Leo Varadkar said he was reassured over the issue of the border after Brexit. Picture by Mal McCann
Leo Varadkar said he was reassured over the issue of the border after Brexit. Picture by Mal McCann Leo Varadkar said he was reassured over the issue of the border after Brexit. Picture by Mal McCann

Taoiseach Leo Varadkar has said he is satisfied the legal text for the withdrawal of the UK from the EU will ensure there will be no hard border on the island of Ireland after Brexit.

The draft document from the European Union will be published in Brussels on Wednesday.

Since the political deal on the contentious issue was struck in December, Mr Varadkar said the government had sought to turn a political commitment into a legal text.

"I am satisfied that it puts down in law how we can avoid a hard border between Northern Ireland and Ireland," the Taoiseach said.

Simon Coveney, tánaiste and foreign minister, met EU chief Brexit negotiator Michel Barnier on Tuesday to be briefed on the content of the text.

The taoiseach spoke by phone with British Prime Minister Theresa May on Monday night, ahead of the publication.

He said: "We cannot automatically assume it will be acceptable to the United Kingdom or acceptable to all the parties in Northern Ireland so we could have an interesting few weeks ahead of us."

The draft text needs to become legal by October this year.

Sinn Féin leader Mary Lou McDonald asked the taoiseach for assurances that the agreement allowed for Northern Ireland to remain in the customs union and single market.

She also claimed there were contradictions in December's agreement which needed to be resolved.

The taoiseach said he was not at liberty to outline the contents of the draft text but that it set out how a hard border could be avoided.

Earlier, Irish politicians rounded on British Foreign Secretary Boris Johnson for comparing the border with Northern Ireland to divisions between London boroughs.

His suggestion that technology was the solution to the frontier question were mocked in political circles in Britain and drew disdain in Dublin and Belfast.

Stephen Donnelly, the Brexit spokesman for the opposition Fianna Fáil party, recalled his years working in London after hearing Mr Johnson's remarks.

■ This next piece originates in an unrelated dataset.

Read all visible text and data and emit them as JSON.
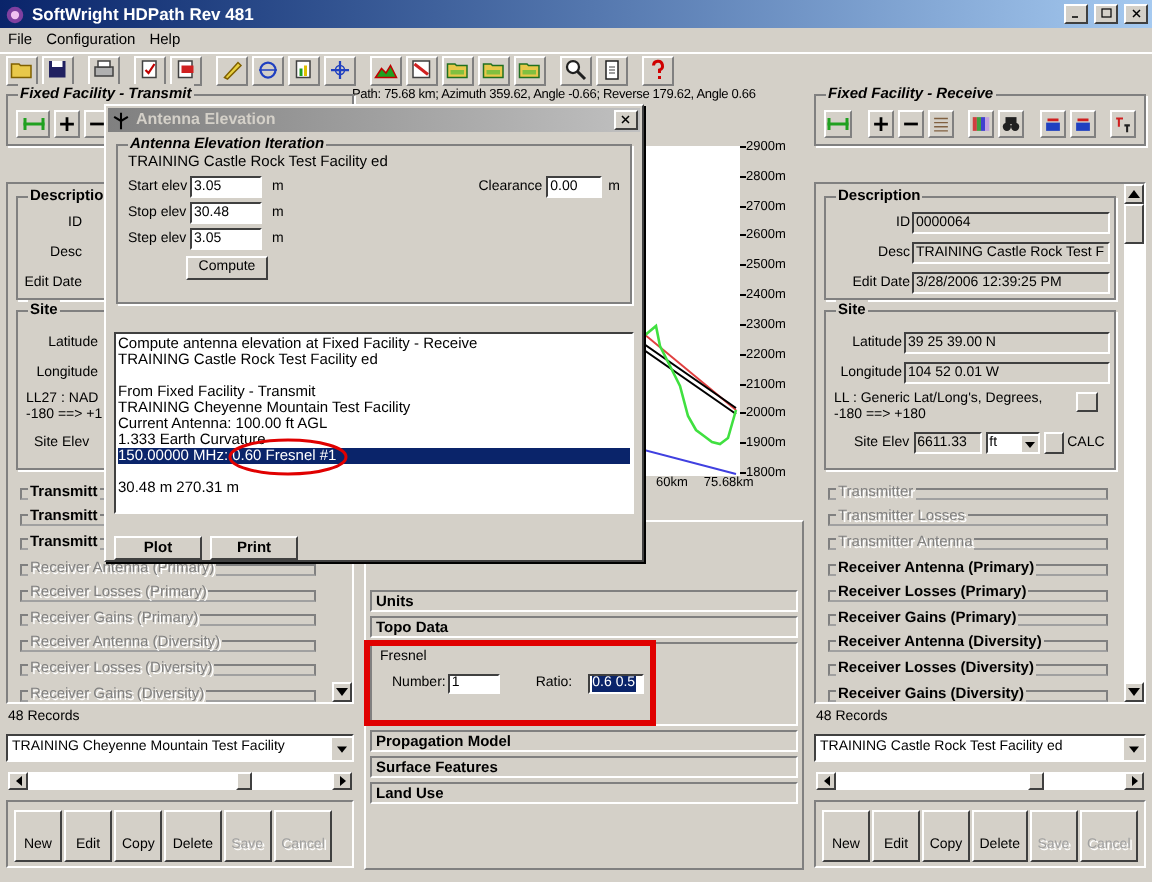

"I lived in Camden for several years, and was never stopped crossing the 'border' to Islington," he said.

"I have, however, had military rifles pointed at me when crossing into Northern Ireland in the 90s.

"Suggesting these borders are the same is extraordinary."

SDLP leader Colum Eastwood said: "When Boris Johnson decides to come down from the other planet that he clearly inhabits, he should visit the Irish border and see the scale of the challenge we're facing with his own eyes before making further pronouncements."

Under London's post-Brexit trade plan the UK would examine existing regulations and decide whether it wanted to maintain, alter or abandon them in certain areas.

Sinn Fein's Brexit spokesman David Cullinane called the Foreign Secretary's intervention "silly" and "ignorant".

"I do not think it will be a surprise for many people that Boris Johnson would make an ignorant observation when it comes to Ireland," he said.